FONDS DE L'INSPECTION ACADÉMIQUE (articles 1 T 1-745)
Bien que figurant dans le décret organique relatif à l'Université impériale (17 mars 1808), l'inspection académique ne prend réellement son ampleur qu'avec les lois des 14 juin 1854 et 30 octobre 1886. Chaque département est alors doté d'un inspecteur d'académie, relais local du recteur d'académie - en l'occurrence l'académie de Poitiers pour la Vendée jusqu'en 1962 - et du ministère de l'Instruction publique.
L'enseignement primaire constitue la principale attribution de l'inspection académique : création d'écoles publiques, ouverture d'écoles privées, contrôle du personnel enseignant (organisation des examens, nomination, mutation et inspection) et des bâtiments. Rappelons que le développement de l'enseignement primaire, longtemps laissé à l'initiative locale, a été peu à peu organisé au cours du XIXe siècle.

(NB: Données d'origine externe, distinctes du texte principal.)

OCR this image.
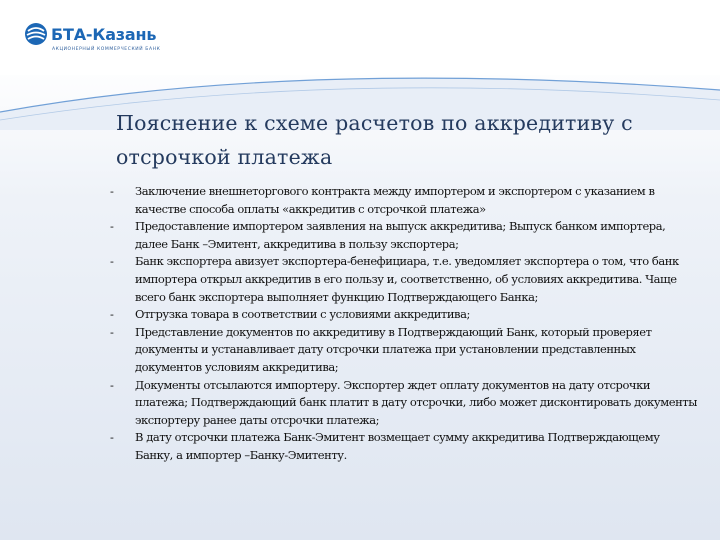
БТА-Казань
АКЦИОНЕРНЫЙ КОММЕРЧЕСКИЙ БАНК
Пояснение к схеме расчетов по аккредитиву с отсрочкой платежа
- Заключение внешнеторгового контракта между импортером и экспортером с указанием в качестве способа оплаты «аккредитив с отсрочкой платежа»
- Предоставление импортером заявления на выпуск аккредитива; Выпуск банком импортера, далее Банк –Эмитент, аккредитива в пользу экспортера;
- Банк экспортера авизует экспортера-бенефициара, т.е. уведомляет экспортера о том, что банк импортера открыл аккредитив в его пользу и, соответственно, об условиях аккредитива. Чаще всего банк экспортера выполняет функцию Подтверждающего Банка;
- Отгрузка товара в соответствии с условиями аккредитива;
- Представление документов по аккредитиву в Подтверждающий Банк, который проверяет документы и устанавливает дату отсрочки платежа при установлении представленных документов условиям аккредитива;
- Документы отсылаются импортеру. Экспортер ждет оплату документов на дату отсрочки платежа; Подтверждающий банк платит в дату отсрочки, либо может дисконтировать документы экспортеру ранее даты отсрочки платежа;
- В дату отсрочки платежа Банк-Эмитент возмещает сумму аккредитива Подтверждающему Банку, а импортер –Банку-Эмитенту.
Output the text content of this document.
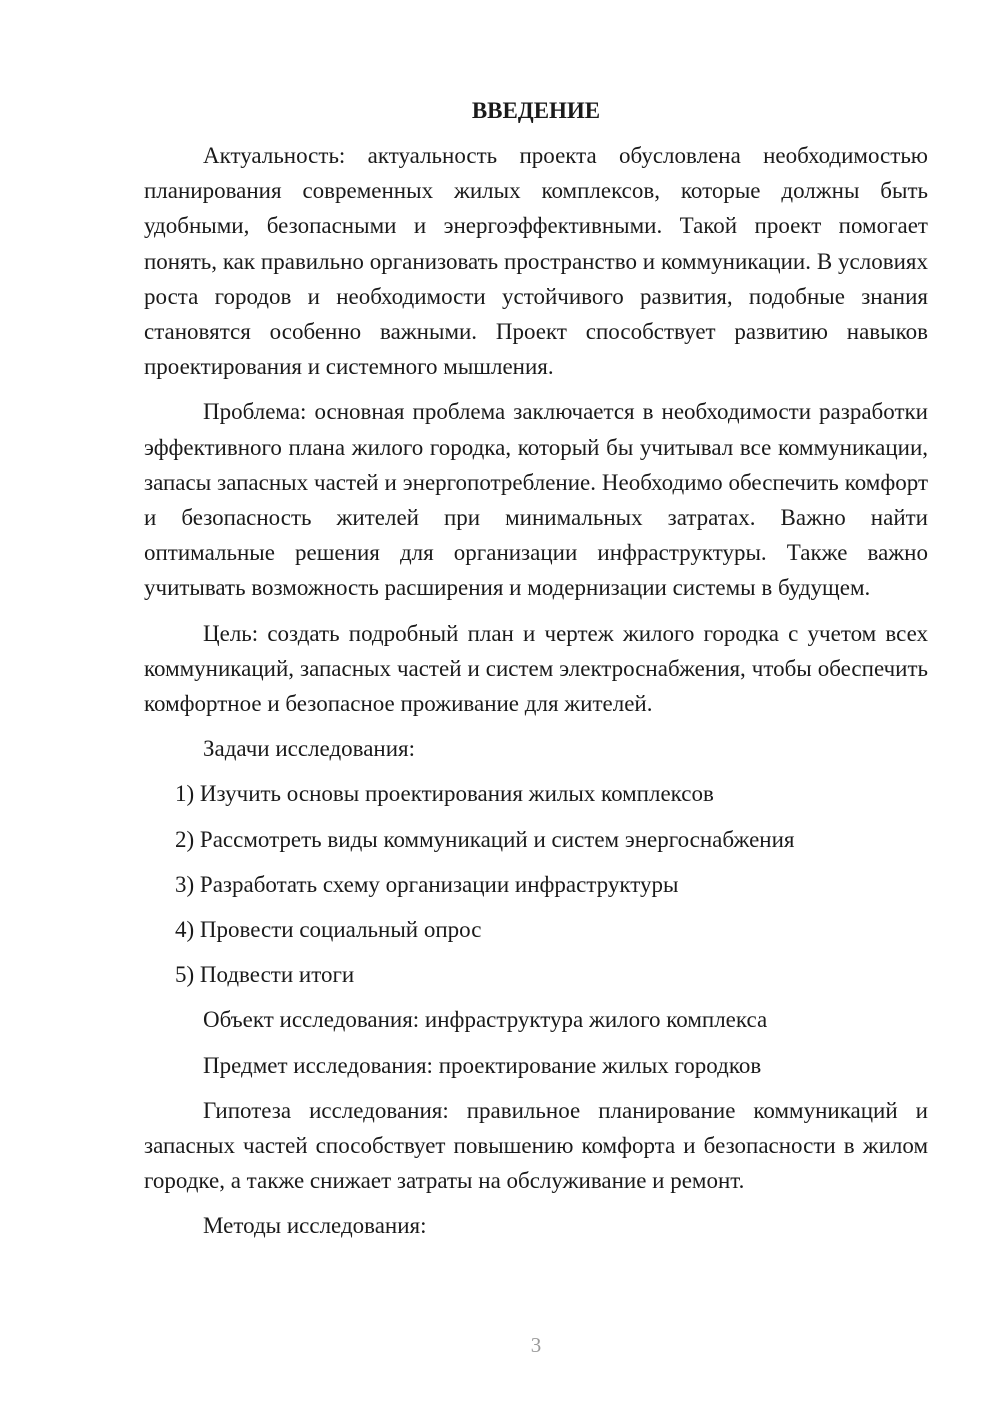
ВВЕДЕНИЕ

Актуальность: актуальность проекта обусловлена необходимостью планирования современных жилых комплексов, которые должны быть удобными, безопасными и энергоэффективными. Такой проект помогает понять, как правильно организовать пространство и коммуникации. В условиях роста городов и необходимости устойчивого развития, подобные знания становятся особенно важными. Проект способствует развитию навыков проектирования и системного мышления.

Проблема: основная проблема заключается в необходимости разработки эффективного плана жилого городка, который бы учитывал все коммуникации, запасы запасных частей и энергопотребление. Необходимо обеспечить комфорт и безопасность жителей при минимальных затратах. Важно найти оптимальные решения для организации инфраструктуры. Также важно учитывать возможность расширения и модернизации системы в будущем.

Цель: создать подробный план и чертеж жилого городка с учетом всех коммуникаций, запасных частей и систем электроснабжения, чтобы обеспечить комфортное и безопасное проживание для жителей.

Задачи исследования:

1) Изучить основы проектирования жилых комплексов

2) Рассмотреть виды коммуникаций и систем энергоснабжения

3) Разработать схему организации инфраструктуры

4) Провести социальный опрос

5) Подвести итоги

Объект исследования: инфраструктура жилого комплекса

Предмет исследования: проектирование жилых городков

Гипотеза исследования: правильное планирование коммуникаций и запасных частей способствует повышению комфорта и безопасности в жилом городке, а также снижает затраты на обслуживание и ремонт.

Методы исследования:

3
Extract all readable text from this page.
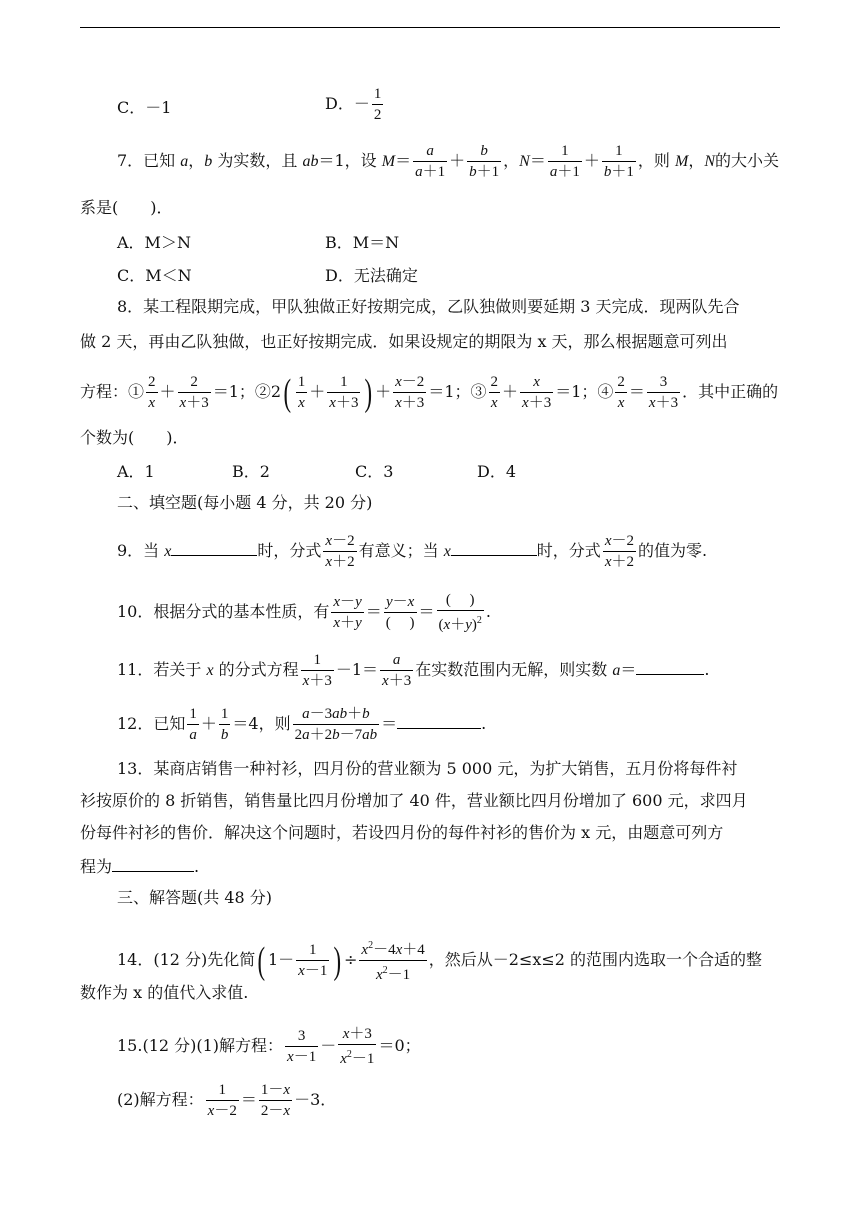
C．－1	D．－ $\frac{1}{2}$
7．已知 a，b 为实数，且 ab＝1，设 $M= \frac{a}{a+1} + \frac{b}{b+1}$ ，$N= \frac{1}{a+1} + \frac{1}{b+1}$ ，则 M，N的大小关
系是(　　)．
A．M＞N	B．M＝N
C．M＜N	D．无法确定
8．某工程限期完成，甲队独做正好按期完成，乙队独做则要延期 3 天完成．现两队先合
做 2 天，再由乙队独做，也正好按期完成．如果设规定的期限为 x 天，那么根据题意可列出
方程：① $\frac{2}{x} + \frac{2}{x+3} =1$；②2( $\frac{1}{x} + \frac{1}{x+3}$ ) ＋ $\frac{x-2}{x+3} =1$；③ $\frac{2}{x} + \frac{x}{x+3} =1$；④ $\frac{2}{x} = \frac{3}{x+3}$ ．其中正确的
个数为(　　)．
A．1	B．2	C．3	D．4
二、填空题(每小题 4 分，共 20 分)
9．当 x	时，分式 $\frac{x-2}{x+2}$ 有意义；当 x	时，分式 $\frac{x-2}{x+2}$ 的值为零.
10．根据分式的基本性质，有 $\frac{x-y}{x+y} = \frac{y-x}{( )} = \frac{( )}{(x+y)^2}$ .
11．若关于 x 的分式方程 $\frac{1}{x+3} -1= \frac{a}{x+3}$ 在实数范围内无解，则实数 a＝	.
12．已知 $\frac{1}{a} + \frac{1}{b} =4$，则 $\frac{a-3ab+b}{2a+2b-7ab}$ ＝	.
13．某商店销售一种衬衫，四月份的营业额为 5 000 元，为扩大销售，五月份将每件衬
衫按原价的 8 折销售，销售量比四月份增加了 40 件，营业额比四月份增加了 600 元，求四月
份每件衬衫的售价．解决这个问题时，若设四月份的每件衬衫的售价为 x 元，由题意可列方
程为	.
三、解答题(共 48 分)
14．(12 分)先化简( $1- \frac{1}{x-1}$ ) ÷ $\frac{x^2-4x+4}{x^2-1}$ ，然后从－2≤x≤2 的范围内选取一个合适的整
数作为 x 的值代入求值.
15.(12 分)(1)解方程： $\frac{3}{x-1} - \frac{x+3}{x^2-1} =0$；
(2)解方程： $\frac{1}{x-2} = \frac{1-x}{2-x} -3$．
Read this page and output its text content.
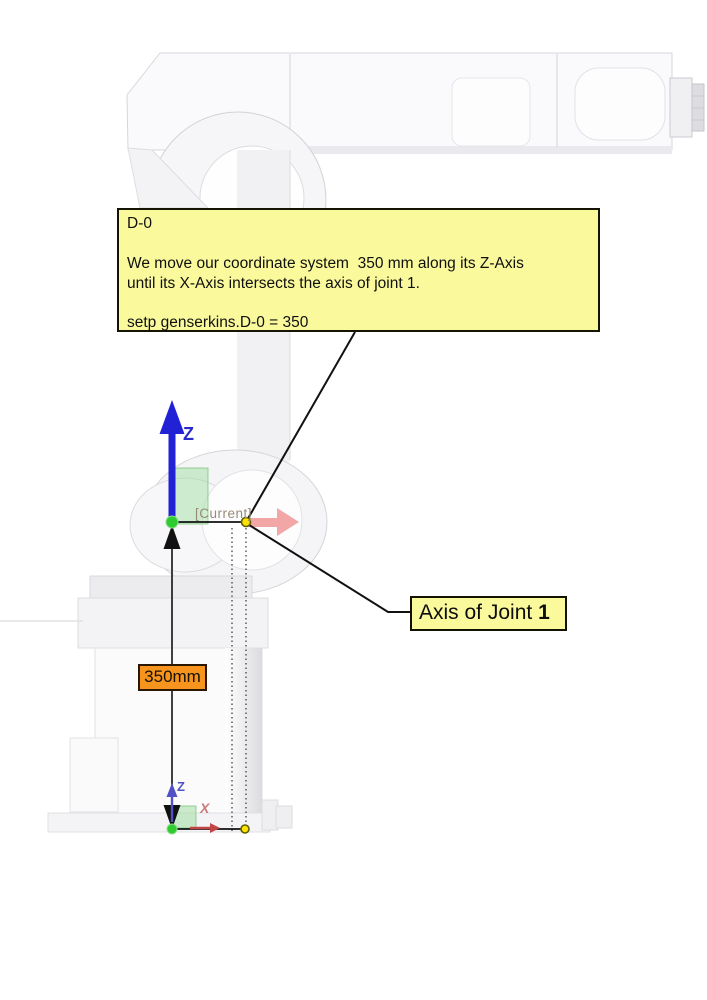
D-0
We move our coordinate system  350 mm along its Z-Axis
until its X-Axis intersects the axis of joint 1.
setp genserkins.D-0 = 350
Axis of Joint 1
350mm
[Current]
Z
Z
X
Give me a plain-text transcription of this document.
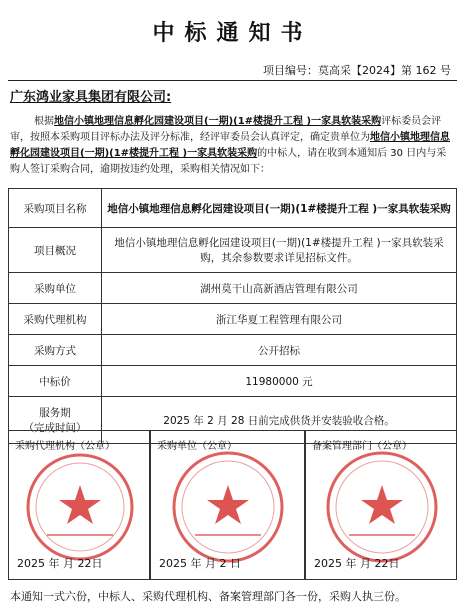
中标通知书
项目编号：莫高采【2024】第 162 号
广东鸿业家具集团有限公司:
根据地信小镇地理信息孵化园建设项目(一期)(1#楼提升工程 )一家具软装采购评标委员会评审，按照本采购项目评标办法及评分标准，经评审委员会认真评定，确定贵单位为地信小镇地理信息孵化园建设项目(一期)(1#楼提升工程 )一家具软装采购的中标人，请在收到本通知后 30 日内与采购人签订采购合同，逾期按违约处理，采购相关情况如下：
采购项目名称	地信小镇地理信息孵化园建设项目(一期)(1#楼提升工程 )一家具软装采购
项目概况	地信小镇地理信息孵化园建设项目(一期)(1#楼提升工程 )一家具软装采购，其余参数要求详见招标文件。
采购单位	湖州莫干山高新酒店管理有限公司
采购代理机构	浙江华夏工程管理有限公司
采购方式	公开招标
中标价	11980000 元

服务期
（完成时间）	2025 年 2 月 28 日前完成供货并安装验收合格。
采购代理机构（公章）
2025 年 月 22日
采购单位（公章）
2025 年 月 2 日
备案管理部门（公章）
2025 年 月 22日
本通知一式六份，中标人、采购代理机构、备案管理部门各一份，采购人执三份。
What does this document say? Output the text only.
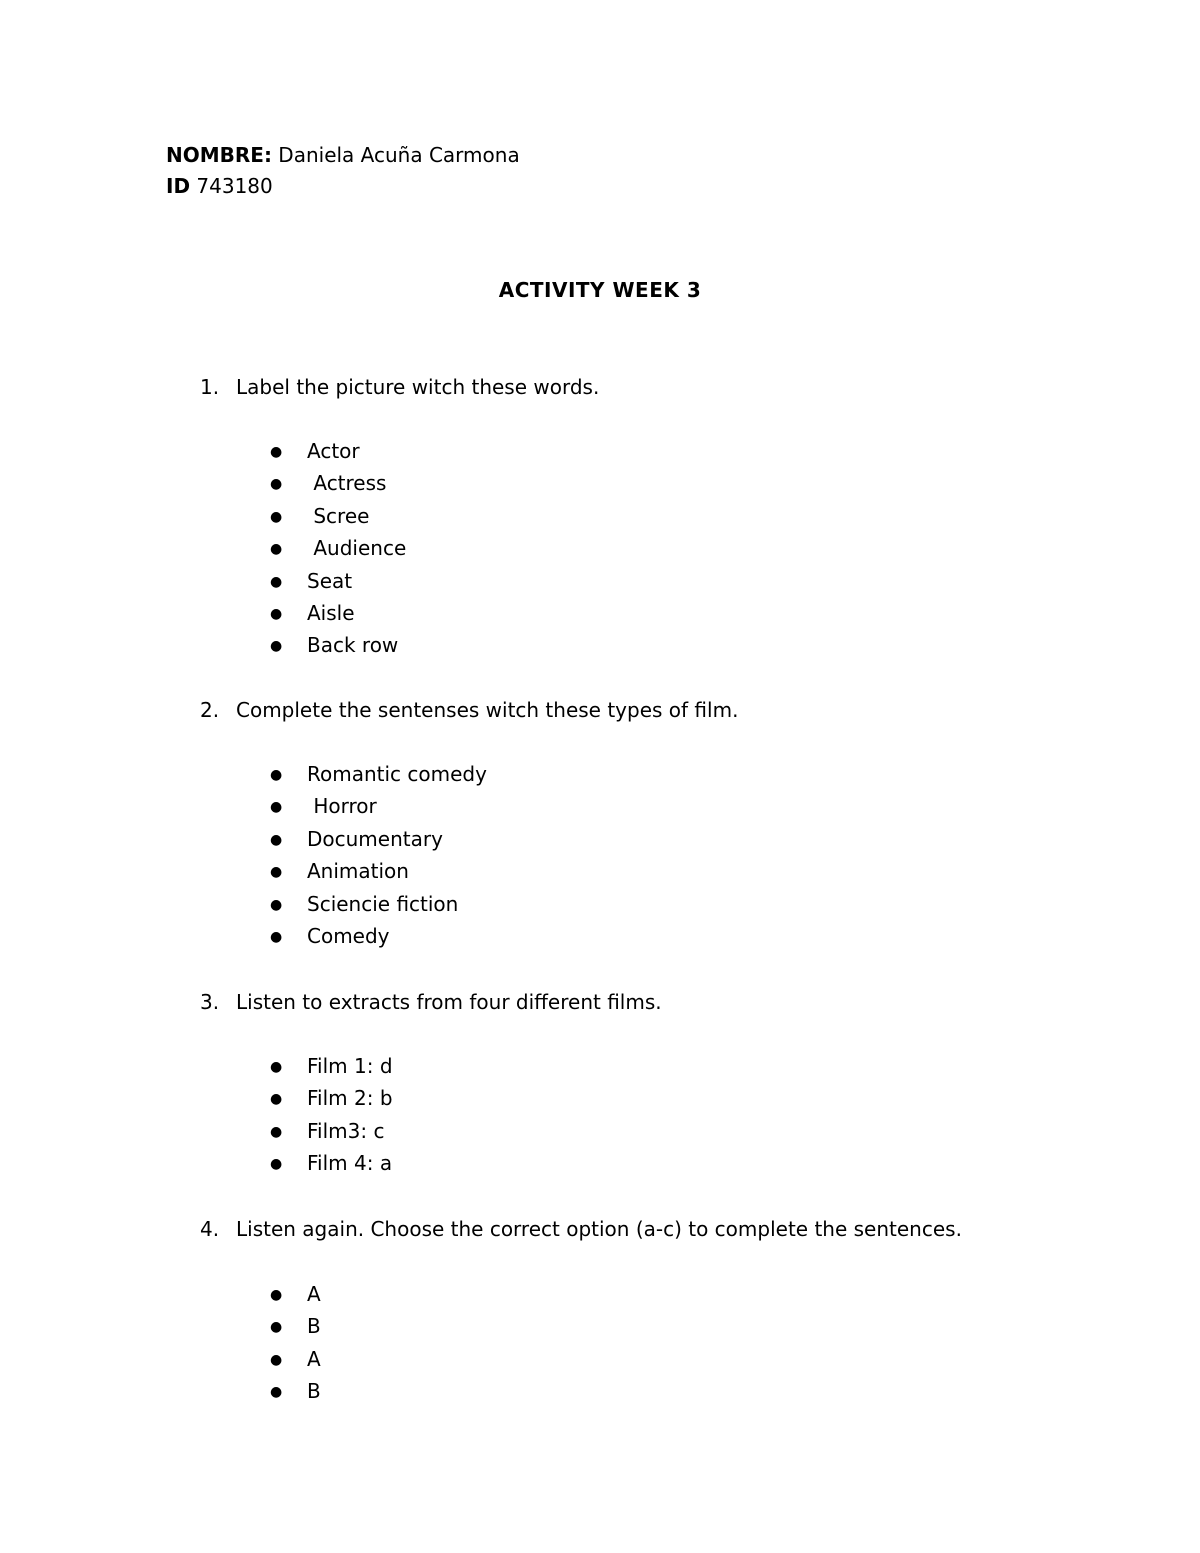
NOMBRE: Daniela Acuña Carmona
ID 743180
ACTIVITY WEEK 3
1. Label the picture witch these words.
● Actor
● Actress
● Scree
● Audience
● Seat
● Aisle
● Back row
2. Complete the sentenses witch these types of film.
● Romantic comedy
● Horror
● Documentary
● Animation
● Sciencie fiction
● Comedy
3. Listen to extracts from four different films.
● Film 1: d
● Film 2: b
● Film3: c
● Film 4: a
4. Listen again. Choose the correct option (a-c) to complete the sentences.
● A
● B
● A
● B
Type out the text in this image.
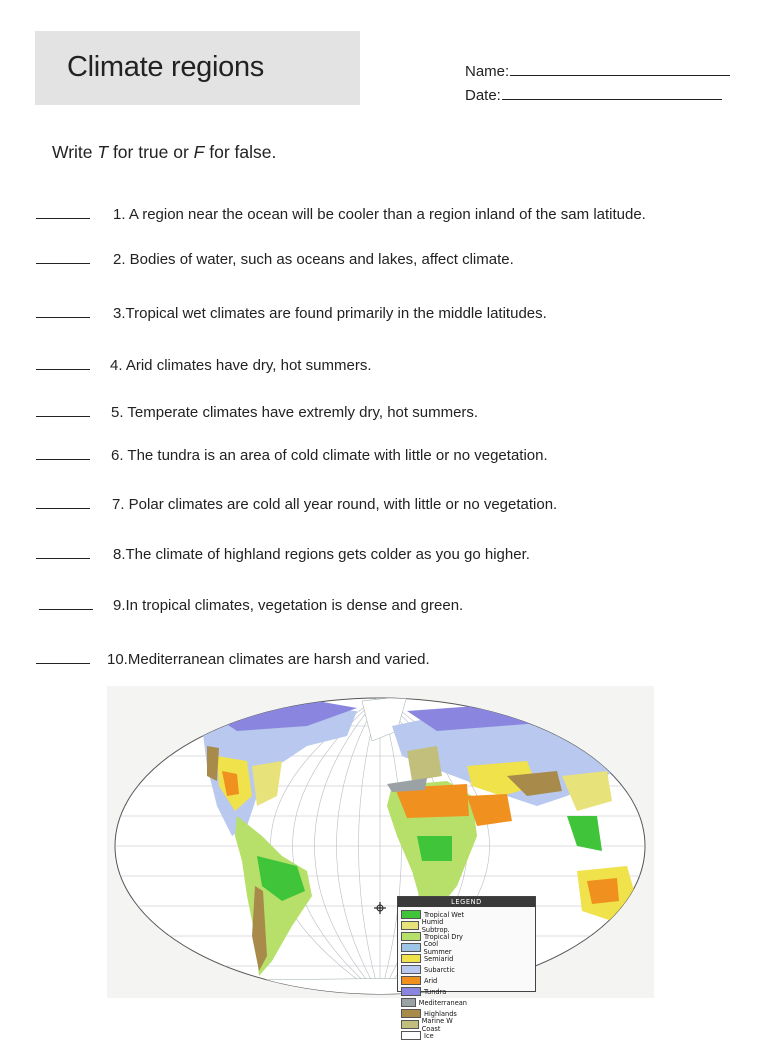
Climate regions	Name:
Date:
Write T for true or F for false.
1. A region near the ocean will be cooler than a region inland of the sam latitude.
2. Bodies of water, such as oceans and lakes, affect climate.
3.Tropical wet climates are found primarily in the middle latitudes.
4. Arid climates have dry, hot summers.
5. Temperate climates have extremly dry, hot summers.
6. The tundra is an area of cold climate with little or no vegetation.
7. Polar climates are cold all year round, with little or no vegetation.
8.The climate of highland regions gets colder as you go higher.
9.In tropical climates, vegetation is dense and green.
10.Mediterranean climates are harsh and varied.
LEGEND
Tropical Wet
Humid Subtrop.
Tropical Dry
Cool Summer
Semiarid
Subarctic
Arid
Tundra
Mediterranean
Highlands
Marine W Coast
Ice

Secondé dans son action par des inspecteurs primaires, l'inspecteur d'académie siège dans différentes instances cantonales et départementales, parmi lesquelles le Conseil départemental de l'instruction publique.
Les archives de l'inspection académique de la Vendée ont fait l'objet de versements successifs aux Archives départementales en 1972, 1976 et 1988. La majeure partie du fonds classé dans la série T couvre une période allant de la fin du XIXe siècle (principalement après 1886, date à laquelle la loi donne véritablement son envergure à l'inspection académique) à 1942 (les registres d'inscription aux concours d'entrée des écoles normales courent jusqu'en 1946).
La première partie (articles 1 T 1 à 137) est consacrée à la gestion proprement dite de l'inspection académique et du personnel, l'institution étant notamment en charge du traitement des instituteurs publics du département.
La seconde partie (articles 1 T 138 à 691) concerne la principale attribution de l'inspection académique : l'enseignement primaire. Exception faite de quelques documents statistiques concernant les écoles congréganistes pour les années 1890-1908, il s'agit pour l'essentiel de l'enseignement public, les dossiers des écoles primaires privées étant classés dans le versement 1959 W. De très nombreux dossiers d'instituteurs ayant exercé entre 1880 et 1940 ont été conservés et permettent de reconstituer leur carrière. Figurent également dans cette partie les dossiers des écoles primaires publiques de 303 communes vendéennes, anciennes et actuelles, regroupant des pièces concernant notamment le fonctionnement, le personnel et le mobilier de l'école. Enfin, l'inspection académique ayant en charge l'organisation du certificat d'études primaires et des différents brevets permettant d'enseigner dans le primaire, on trouvera également dans cette partie les registres d'inscription des candidats et les procès-verbaux des examens.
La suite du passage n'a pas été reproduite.